[edit]
Information theoretic clustering via divergence maximization among clusters
Proceedings of the Thirty-Ninth Conference on Uncertainty in Artificial Intelligence, PMLR 216:624-634, 2023.
Abstract
Information-theoretic clustering is one of the most promising and principled approaches to finding clusters with minimal apriori assumptions. The key criterion therein is to maximize the mutual information between the data points and their cluster labels. Such an approach, however, does not explicitly promote any type of inter-cluster behavior. We instead propose to maximize the Kullback-Leibler divergence between the underlying data distributions associated to clusters (referred to as cluster distributions).

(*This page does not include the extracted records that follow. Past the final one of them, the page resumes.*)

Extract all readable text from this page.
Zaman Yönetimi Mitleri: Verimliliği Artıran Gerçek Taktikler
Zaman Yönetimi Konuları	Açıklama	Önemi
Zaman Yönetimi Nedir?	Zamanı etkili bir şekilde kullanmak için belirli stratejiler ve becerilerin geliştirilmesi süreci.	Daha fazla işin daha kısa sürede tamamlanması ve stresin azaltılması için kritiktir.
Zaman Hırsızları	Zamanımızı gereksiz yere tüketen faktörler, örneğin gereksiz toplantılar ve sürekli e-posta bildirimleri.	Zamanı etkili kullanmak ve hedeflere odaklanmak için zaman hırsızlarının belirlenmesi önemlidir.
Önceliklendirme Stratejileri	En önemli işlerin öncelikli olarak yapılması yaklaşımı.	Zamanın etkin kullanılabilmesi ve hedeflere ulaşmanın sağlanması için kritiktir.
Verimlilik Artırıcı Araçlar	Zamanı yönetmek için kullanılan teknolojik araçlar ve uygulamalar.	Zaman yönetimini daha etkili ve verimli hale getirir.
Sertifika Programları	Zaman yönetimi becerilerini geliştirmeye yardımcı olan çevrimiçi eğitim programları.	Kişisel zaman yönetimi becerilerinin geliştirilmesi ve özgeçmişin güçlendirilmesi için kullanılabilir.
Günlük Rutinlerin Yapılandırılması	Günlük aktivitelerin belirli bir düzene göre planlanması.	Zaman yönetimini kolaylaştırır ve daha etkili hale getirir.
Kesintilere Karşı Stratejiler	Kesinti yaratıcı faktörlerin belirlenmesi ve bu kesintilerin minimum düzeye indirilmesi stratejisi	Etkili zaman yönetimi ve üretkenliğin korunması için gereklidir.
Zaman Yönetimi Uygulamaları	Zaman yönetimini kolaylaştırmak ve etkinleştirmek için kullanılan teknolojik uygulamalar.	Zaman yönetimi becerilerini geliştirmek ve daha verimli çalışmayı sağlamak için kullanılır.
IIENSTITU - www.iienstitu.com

We show it to entail the mutual information criterion along with maximizing cross entropy between the cluster distributions. For practical efficiency, we propose to empirically estimate the objective of KL-D between clusters in its dual form leveraging deep neural nets as a dual function approximator. Remarkably, our theoretical analysis establishes that estimating the divergence measure in its dual form simplifies the problem of clustering to one of optimally finding k-1 cut points for k clusters in the 1-D dual functional space. Overall, our approach enables linear-time clustering algorithms with theoretical guarantees of near-optimality, owing to the submodularity of the objective. We show the empirical superiority of our approach w.r.t. current state-of-the-art methods on the challenging task of clustering noisy timeseries as observed in domains such as neuroscience, healthcare, financial markets, spatio-temporal environmental dynamics, etc.